Based on the principle of economic efficiency, the creation of new global supply chains must take into account the risks associated not only with the COVID-19 pandemic, but also with the possible emergence of new global threats. It is not at all excluded that some production will be transferred to those countries and regions in which production costs will increase significantly. As a result, solving the problem of supply–chainflation will lead to a new increase in inflation which economists call cost-push inflation.

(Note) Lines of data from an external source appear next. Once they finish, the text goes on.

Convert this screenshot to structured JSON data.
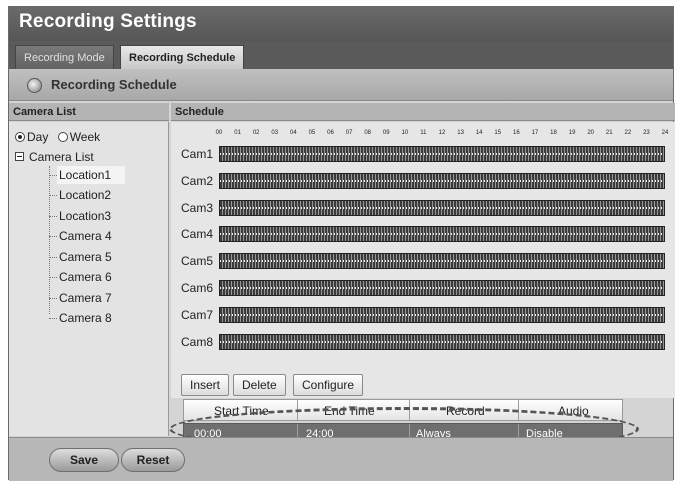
{
  "window": {
    "title": "Recording Settings"
  },
  "tabs": [
    {
      "label": "Recording Mode",
      "active": false
    },
    {
      "label": "Recording Schedule",
      "active": true
    }
  ],
  "section": {
    "title": "Recording Schedule",
    "icon": "settings-ring-icon"
  },
  "left_panel": {
    "header": "Camera List",
    "view_mode": {
      "options": [
        "Day",
        "Week"
      ],
      "selected": "Day"
    },
    "tree_root": "Camera List",
    "items": [
      {
        "label": "Location1",
        "selected": true
      },
      {
        "label": "Location2",
        "selected": false
      },
      {
        "label": "Location3",
        "selected": false
      },
      {
        "label": "Camera 4",
        "selected": false
      },
      {
        "label": "Camera 5",
        "selected": false
      },
      {
        "label": "Camera 6",
        "selected": false
      },
      {
        "label": "Camera 7",
        "selected": false
      },
      {
        "label": "Camera 8",
        "selected": false
      }
    ]
  },
  "schedule": {
    "header": "Schedule",
    "hours": [
      "00",
      "01",
      "02",
      "03",
      "04",
      "05",
      "06",
      "07",
      "08",
      "09",
      "10",
      "11",
      "12",
      "13",
      "14",
      "15",
      "16",
      "17",
      "18",
      "19",
      "20",
      "21",
      "22",
      "23",
      "24"
    ],
    "cameras": [
      "Cam1",
      "Cam2",
      "Cam3",
      "Cam4",
      "Cam5",
      "Cam6",
      "Cam7",
      "Cam8"
    ]
  },
  "actions": {
    "insert": "Insert",
    "delete": "Delete",
    "configure": "Configure"
  },
  "rules_table": {
    "columns": [
      "Start Time",
      "End Time",
      "Record",
      "Audio"
    ],
    "rows": [
      {
        "start": "00:00",
        "end": "24:00",
        "record": "Always",
        "audio": "Disable"
      }
    ]
  },
  "footer": {
    "save": "Save",
    "reset": "Reset"
  },
  "colors": {
    "selected_row": "#6f6f6f",
    "schedule_bar": "#3b3b3b"
  }
}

The essence of cost-push inflation, as it is known, is as follows. Due to rising production costs, firms will be motivated to raise prices in order to maintain profits. If the markets do not accept these increased prices, then the firms will go out of business and, due to the reduction in production, the supply will also decrease which will eventually lead to higher prices. Therefore, cost-push inflation is another cause of underproduction inflation.

It turns out that by overcoming supply–chainflation, we get cost-push inflation; i.e., one cause of underproduction inflation is being replaced by another.

Given the above, it is not surprising that the main economic topic of the post-pandemic world will be economic growth, expansion of supply and increase in productivity.

Vladimer Papava

Vladimer Papava is a former Minister of Economy of the Republic of Georgia and the author of Necroeconomics, a study of post-Communist economic problems. Vladimer Papava is a Professor of Economics of the Ivane Javakhishvili Tbilisi State University, Academician of the Georgian National Academy of Sciences, and a former Rector of the Ivane Javakhishvili Tbilisi State University.